MonetDB is first and for all a research system, but has progressed far beyond the level of the average research prototype. It is the (only) relational column-store platform in open source that I know of that supports full SQL. I have used it myself at CWI in many research projects that are not core DB research, but do need advanced DB technology.
You can see on the user's mailing list that deployments happen in many different organisations. As Roberto Cornacchia stated in a different answer, it is the backend of all Spinque deployments and we are happy MonetDB users. MonetDB is also used at a variety of non-profit projects like open streetmap and open kvk.
More and more commercial parties deploy MonetDB for analytics. (They do not always like to advertise that their analyses depend on an open source system.) Recently, MonetDB Solutions has started to provide dedicated commercial support for these deployments.
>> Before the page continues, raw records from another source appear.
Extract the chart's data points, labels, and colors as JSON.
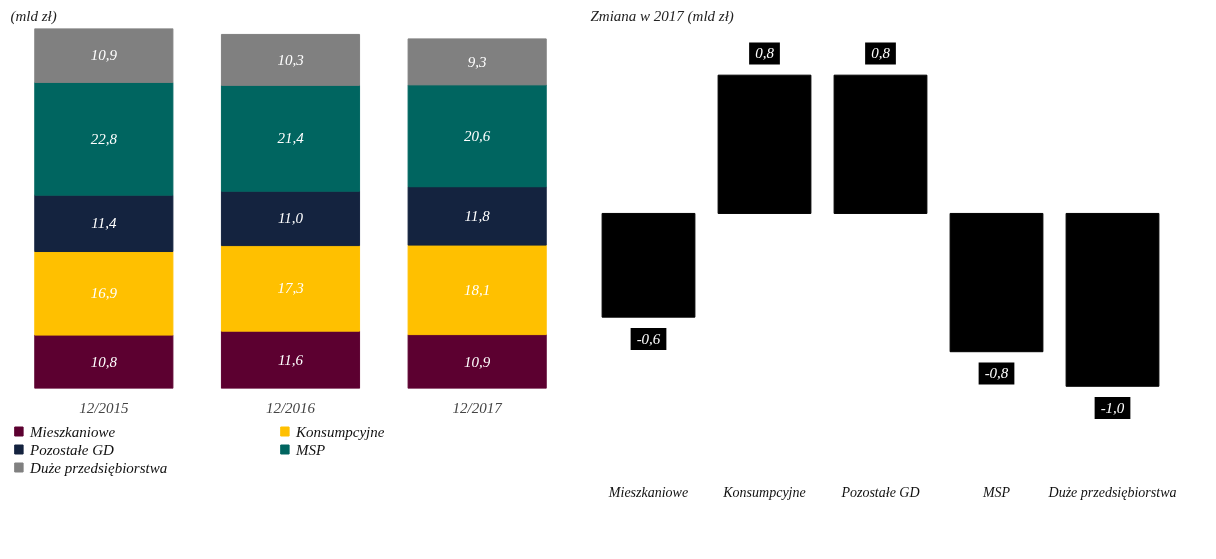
{
  "chart_data": [
    {
      "type": "bar",
      "title": "(mld zł)",
      "stacked": true,
      "legend": "bottom",
      "grid": false,
      "categories": [
        "12/2015",
        "12/2016",
        "12/2017"
      ],
      "series": [
        {
          "name": "Mieszkaniowe",
          "color": "#5c0030",
          "values": [
            10.8,
            11.6,
            10.9
          ],
          "value_labels": [
            "10,8",
            "11,6",
            "10,9"
          ]
        },
        {
          "name": "Konsumpcyjne",
          "color": "#ffc000",
          "values": [
            16.9,
            17.3,
            18.1
          ],
          "value_labels": [
            "16,9",
            "17,3",
            "18,1"
          ]
        },
        {
          "name": "Pozostałe GD",
          "color": "#14233f",
          "values": [
            11.4,
            11.0,
            11.8
          ],
          "value_labels": [
            "11,4",
            "11,0",
            "11,8"
          ]
        },
        {
          "name": "MSP",
          "color": "#006560",
          "values": [
            22.8,
            21.4,
            20.6
          ],
          "value_labels": [
            "22,8",
            "21,4",
            "20,6"
          ]
        },
        {
          "name": "Duże przedsiębiorstwa",
          "color": "#808080",
          "values": [
            10.9,
            10.3,
            9.3
          ],
          "value_labels": [
            "10,9",
            "10,3",
            "9,3"
          ]
        }
      ]
    },
    {
      "type": "bar",
      "title": "Zmiana w 2017 (mld zł)",
      "grid": false,
      "categories": [
        "Mieszkaniowe",
        "Konsumpcyjne",
        "Pozostałe GD",
        "MSP",
        "Duże przedsiębiorstwa"
      ],
      "values": [
        -0.6,
        0.8,
        0.8,
        -0.8,
        -1.0
      ],
      "color": "#000000",
      "value_labels": [
        "-0,6",
        "0,8",
        "0,8",
        "-0,8",
        "-1,0"
      ]
    }
  ]
}
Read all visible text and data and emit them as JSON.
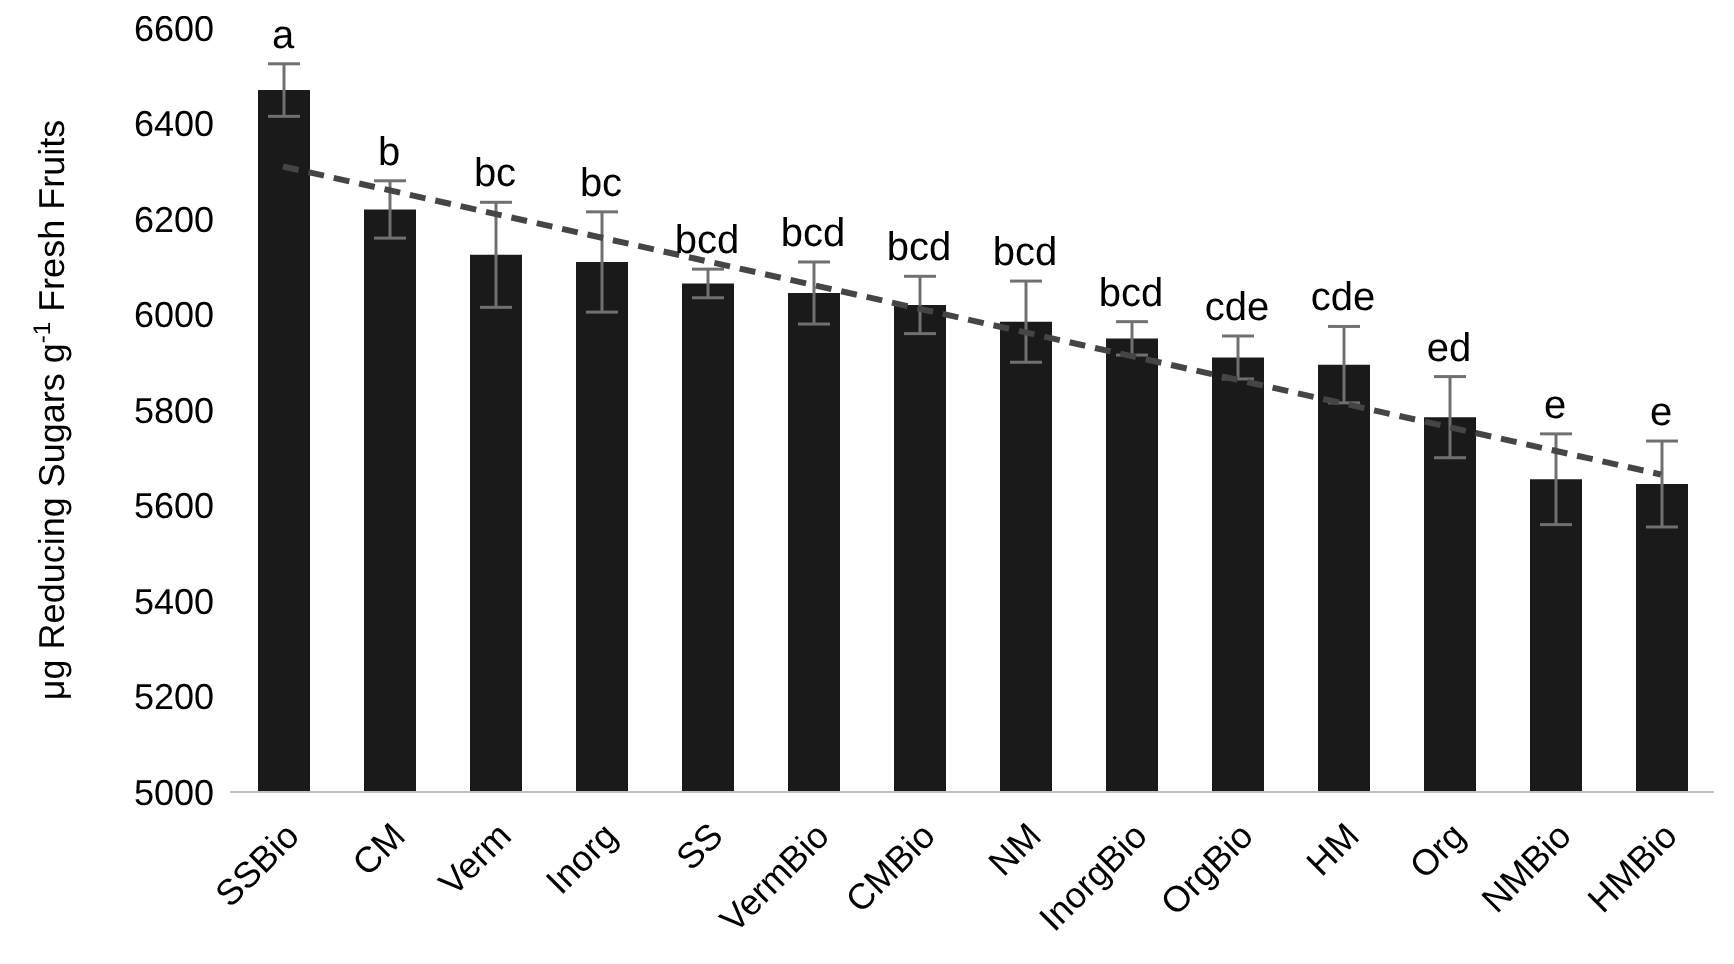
{
  "chart_data": {
    "type": "bar",
    "ylabel": "μg Reducing Sugars g$^{-1}$ Fresh Fruits",
    "categories": [
      "SSBio",
      "CM",
      "Verm",
      "Inorg",
      "SS",
      "VermBio",
      "CMBio",
      "NM",
      "InorgBio",
      "OrgBio",
      "HM",
      "Org",
      "NMBio",
      "HMBio"
    ],
    "series": [
      {
        "type": "bar",
        "color": "#1a1a1a",
        "values": [
          6470,
          6220,
          6125,
          6110,
          6065,
          6045,
          6020,
          5985,
          5950,
          5910,
          5895,
          5785,
          5655,
          5645
        ],
        "errors": [
          55,
          60,
          110,
          105,
          30,
          65,
          60,
          85,
          35,
          45,
          80,
          85,
          95,
          90
        ]
      },
      {
        "type": "line",
        "color": "#454545",
        "line_style": "dashed",
        "x": [
          "SSBio",
          "HMBio"
        ],
        "values": [
          6310,
          5665
        ]
      }
    ],
    "ylim": [
      5000,
      6600
    ],
    "yticks": [
      5000,
      5200,
      5400,
      5600,
      5800,
      6000,
      6200,
      6400,
      6600
    ],
    "grid": false,
    "legend": false,
    "annotations": [
      {
        "text": "a",
        "x": "SSBio",
        "y": 6525
      },
      {
        "text": "b",
        "x": "CM",
        "y": 6280
      },
      {
        "text": "bc",
        "x": "Verm",
        "y": 6235
      },
      {
        "text": "bc",
        "x": "Inorg",
        "y": 6215
      },
      {
        "text": "bcd",
        "x": "SS",
        "y": 6095
      },
      {
        "text": "bcd",
        "x": "VermBio",
        "y": 6110
      },
      {
        "text": "bcd",
        "x": "CMBio",
        "y": 6080
      },
      {
        "text": "bcd",
        "x": "NM",
        "y": 6070
      },
      {
        "text": "bcd",
        "x": "InorgBio",
        "y": 5985
      },
      {
        "text": "cde",
        "x": "OrgBio",
        "y": 5955
      },
      {
        "text": "cde",
        "x": "HM",
        "y": 5975
      },
      {
        "text": "ed",
        "x": "Org",
        "y": 5870
      },
      {
        "text": "e",
        "x": "NMBio",
        "y": 5750
      },
      {
        "text": "e",
        "x": "HMBio",
        "y": 5735
      }
    ]
  }
}
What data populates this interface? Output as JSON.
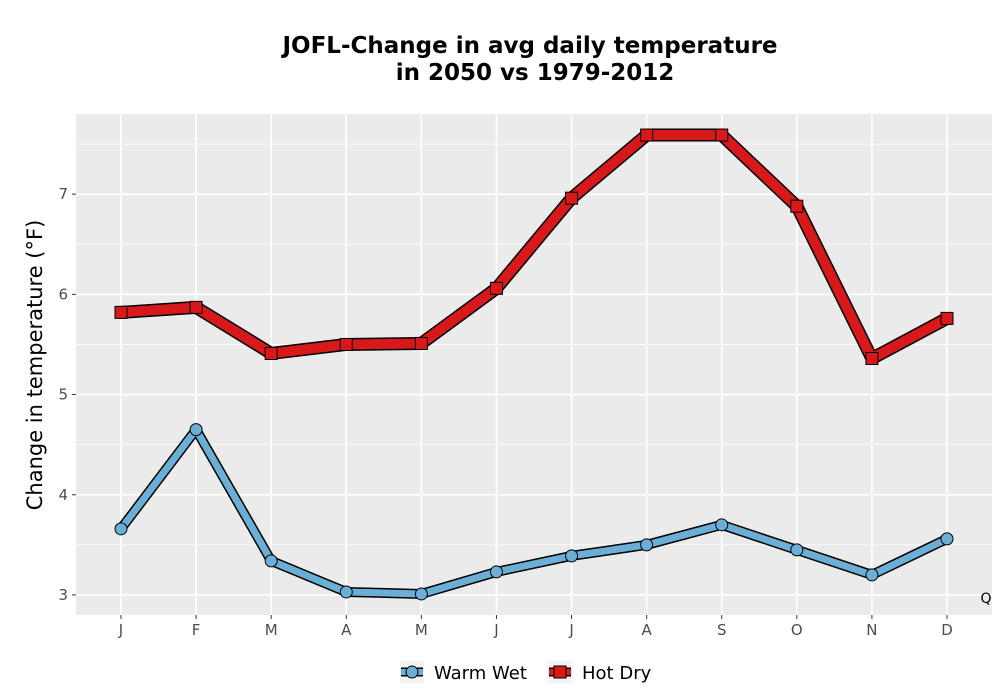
{
  "chart_data": {
    "type": "line",
    "title": "JOFL-Change in avg daily temperature",
    "subtitle": "in 2050 vs 1979-2012",
    "ylabel": "Change in temperature (°F)",
    "xlabel": "",
    "categories": [
      "J",
      "F",
      "M",
      "A",
      "M",
      "J",
      "J",
      "A",
      "S",
      "O",
      "N",
      "D"
    ],
    "ylim": [
      2.8,
      7.8
    ],
    "yticks": [
      3,
      4,
      5,
      6,
      7
    ],
    "grid": true,
    "legend_position": "bottom",
    "series": [
      {
        "name": "Warm Wet",
        "marker": "circle",
        "color": "#6baed6",
        "values": [
          3.66,
          4.65,
          3.34,
          3.03,
          3.01,
          3.23,
          3.39,
          3.5,
          3.7,
          3.45,
          3.2,
          3.56
        ]
      },
      {
        "name": "Hot Dry",
        "marker": "square",
        "color": "#d7191c",
        "values": [
          5.82,
          5.87,
          5.41,
          5.5,
          5.51,
          6.06,
          6.96,
          7.59,
          7.59,
          6.88,
          5.36,
          5.76
        ]
      }
    ],
    "corner_label": "Q"
  }
}
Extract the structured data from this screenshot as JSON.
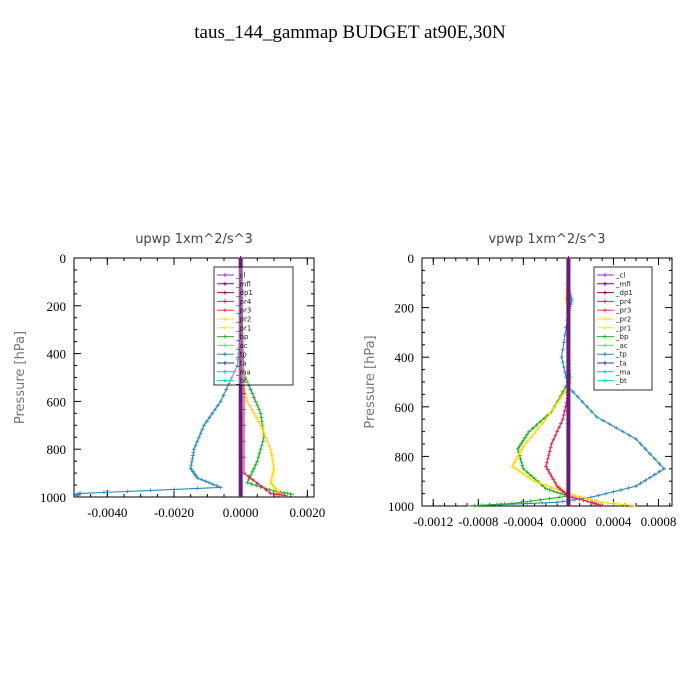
{
  "title": "taus_144_gammap  BUDGET at90E,30N",
  "legend_names": [
    "_cl",
    "_mfl",
    "_dp1",
    "_pr4",
    "_pr3",
    "_pr2",
    "_pr1",
    "_bp",
    "_ac",
    "_tp",
    "_ta",
    "_ma",
    "_bt"
  ],
  "series_colors": {
    "_cl": "#a020f0",
    "_mfl": "#800080",
    "_dp1": "#8b0a50",
    "_pr4": "#e0204a",
    "_pr3": "#ff3030",
    "_pr2": "#ffd700",
    "_pr1": "#eeee00",
    "_bp": "#22b022",
    "_ac": "#66dd66",
    "_tp": "#2b8ab8",
    "_ta": "#1040c0",
    "_ma": "#40a8d8",
    "_bt": "#00d0d0"
  },
  "chart_data": [
    {
      "type": "line",
      "title": "upwp   1xm^2/s^3",
      "ylabel": "Pressure  [hPa]",
      "xlim": [
        -0.005,
        0.0022
      ],
      "ylim": [
        1000,
        0
      ],
      "y_inverted": true,
      "xticks": [
        "-0.0040",
        "-0.0020",
        "0.0000",
        "0.0020"
      ],
      "xtick_values": [
        -0.004,
        -0.002,
        0.0,
        0.002
      ],
      "yticks": [
        "0",
        "200",
        "400",
        "600",
        "800",
        "1000"
      ],
      "ytick_values": [
        0,
        200,
        400,
        600,
        800,
        1000
      ],
      "legend_position": "top-right",
      "series": [
        {
          "name": "_tp",
          "points": [
            [
              0,
              0
            ],
            [
              0,
              300
            ],
            [
              -0.0001,
              450
            ],
            [
              -0.0006,
              600
            ],
            [
              -0.0011,
              700
            ],
            [
              -0.0014,
              800
            ],
            [
              -0.0015,
              880
            ],
            [
              -0.0013,
              920
            ],
            [
              -0.0006,
              960
            ],
            [
              -0.0048,
              985
            ],
            [
              -0.005,
              995
            ]
          ]
        },
        {
          "name": "_bp",
          "points": [
            [
              0,
              0
            ],
            [
              0,
              450
            ],
            [
              0.0003,
              550
            ],
            [
              0.0006,
              650
            ],
            [
              0.0007,
              750
            ],
            [
              0.0005,
              850
            ],
            [
              0.0002,
              940
            ],
            [
              0.001,
              975
            ],
            [
              0.0016,
              990
            ]
          ]
        },
        {
          "name": "_pr2",
          "points": [
            [
              0,
              0
            ],
            [
              0,
              500
            ],
            [
              0.0002,
              600
            ],
            [
              0.0006,
              700
            ],
            [
              0.0009,
              800
            ],
            [
              0.001,
              880
            ],
            [
              0.0009,
              940
            ],
            [
              0.0012,
              990
            ]
          ]
        },
        {
          "name": "_ta",
          "points": [
            [
              0,
              0
            ],
            [
              0,
              1000
            ]
          ]
        },
        {
          "name": "_mfl",
          "points": [
            [
              0,
              0
            ],
            [
              0,
              1000
            ]
          ]
        },
        {
          "name": "_pr4",
          "points": [
            [
              0,
              0
            ],
            [
              0.0001,
              500
            ],
            [
              0.0001,
              900
            ],
            [
              0.0009,
              985
            ],
            [
              0.0014,
              995
            ]
          ]
        },
        {
          "name": "_dp1",
          "points": [
            [
              0,
              0
            ],
            [
              0,
              1000
            ]
          ]
        }
      ]
    },
    {
      "type": "line",
      "title": "vpwp   1xm^2/s^3",
      "ylabel": "Pressure  [hPa]",
      "xlim": [
        -0.0013,
        0.00092
      ],
      "ylim": [
        1000,
        0
      ],
      "y_inverted": true,
      "xticks": [
        "-0.0012",
        "-0.0008",
        "-0.0004",
        "0.0000",
        "0.0004",
        "0.0008"
      ],
      "xtick_values": [
        -0.0012,
        -0.0008,
        -0.0004,
        0.0,
        0.0004,
        0.0008
      ],
      "yticks": [
        "0",
        "200",
        "400",
        "600",
        "800",
        "1000"
      ],
      "ytick_values": [
        0,
        200,
        400,
        600,
        800,
        1000
      ],
      "legend_position": "top-right",
      "series": [
        {
          "name": "_tp",
          "points": [
            [
              0,
              0
            ],
            [
              0,
              120
            ],
            [
              3e-05,
              170
            ],
            [
              0,
              220
            ],
            [
              -6e-05,
              400
            ],
            [
              0,
              520
            ],
            [
              0.00025,
              640
            ],
            [
              0.0006,
              730
            ],
            [
              0.00085,
              850
            ],
            [
              0.0006,
              920
            ],
            [
              0.0002,
              965
            ],
            [
              -0.0001,
              985
            ],
            [
              -0.0009,
              1000
            ]
          ]
        },
        {
          "name": "_bp",
          "points": [
            [
              0,
              0
            ],
            [
              0,
              500
            ],
            [
              -0.00015,
              620
            ],
            [
              -0.00035,
              700
            ],
            [
              -0.00045,
              770
            ],
            [
              -0.0004,
              850
            ],
            [
              -0.0002,
              930
            ],
            [
              0,
              960
            ],
            [
              -0.0005,
              990
            ],
            [
              -0.0009,
              1000
            ]
          ]
        },
        {
          "name": "_pr2",
          "points": [
            [
              0,
              0
            ],
            [
              -2e-05,
              160
            ],
            [
              0,
              200
            ],
            [
              0,
              520
            ],
            [
              -0.0002,
              650
            ],
            [
              -0.0004,
              760
            ],
            [
              -0.0005,
              840
            ],
            [
              -0.0003,
              900
            ],
            [
              0,
              950
            ],
            [
              0.0003,
              985
            ],
            [
              0.0006,
              1000
            ]
          ]
        },
        {
          "name": "_ac",
          "points": [
            [
              0,
              0
            ],
            [
              0,
              400
            ],
            [
              2e-05,
              480
            ],
            [
              0,
              560
            ],
            [
              0,
              1000
            ]
          ]
        },
        {
          "name": "_pr4",
          "points": [
            [
              0,
              0
            ],
            [
              0,
              550
            ],
            [
              -5e-05,
              650
            ],
            [
              -0.00015,
              750
            ],
            [
              -0.0002,
              840
            ],
            [
              -0.0001,
              920
            ],
            [
              0,
              960
            ],
            [
              0.0002,
              985
            ],
            [
              0.0003,
              1000
            ]
          ]
        },
        {
          "name": "_ta",
          "points": [
            [
              0,
              0
            ],
            [
              0,
              1000
            ]
          ]
        },
        {
          "name": "_mfl",
          "points": [
            [
              0,
              0
            ],
            [
              0,
              1000
            ]
          ]
        },
        {
          "name": "_dp1",
          "points": [
            [
              0,
              0
            ],
            [
              0,
              1000
            ]
          ]
        }
      ]
    }
  ]
}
We have been using MonetDB in our business. We analyse very large data sets with many millions of rows. Traditional methods of data warehousing on SQL databases became so slow. The problem we were facing was that the data was only going to get bigger! The only way forward was to go columnar.
The results have been amazing. When you have very few joins it is staggeringly quick. Even with joins on the data sets we are looking at it is still frightening how fast it comes back.
Having seen some of the commercial partnerships I think MonetDB is going to boom over the next few years. I believe some of the major BI suppliers are using Monet under their hood to perform the large data work.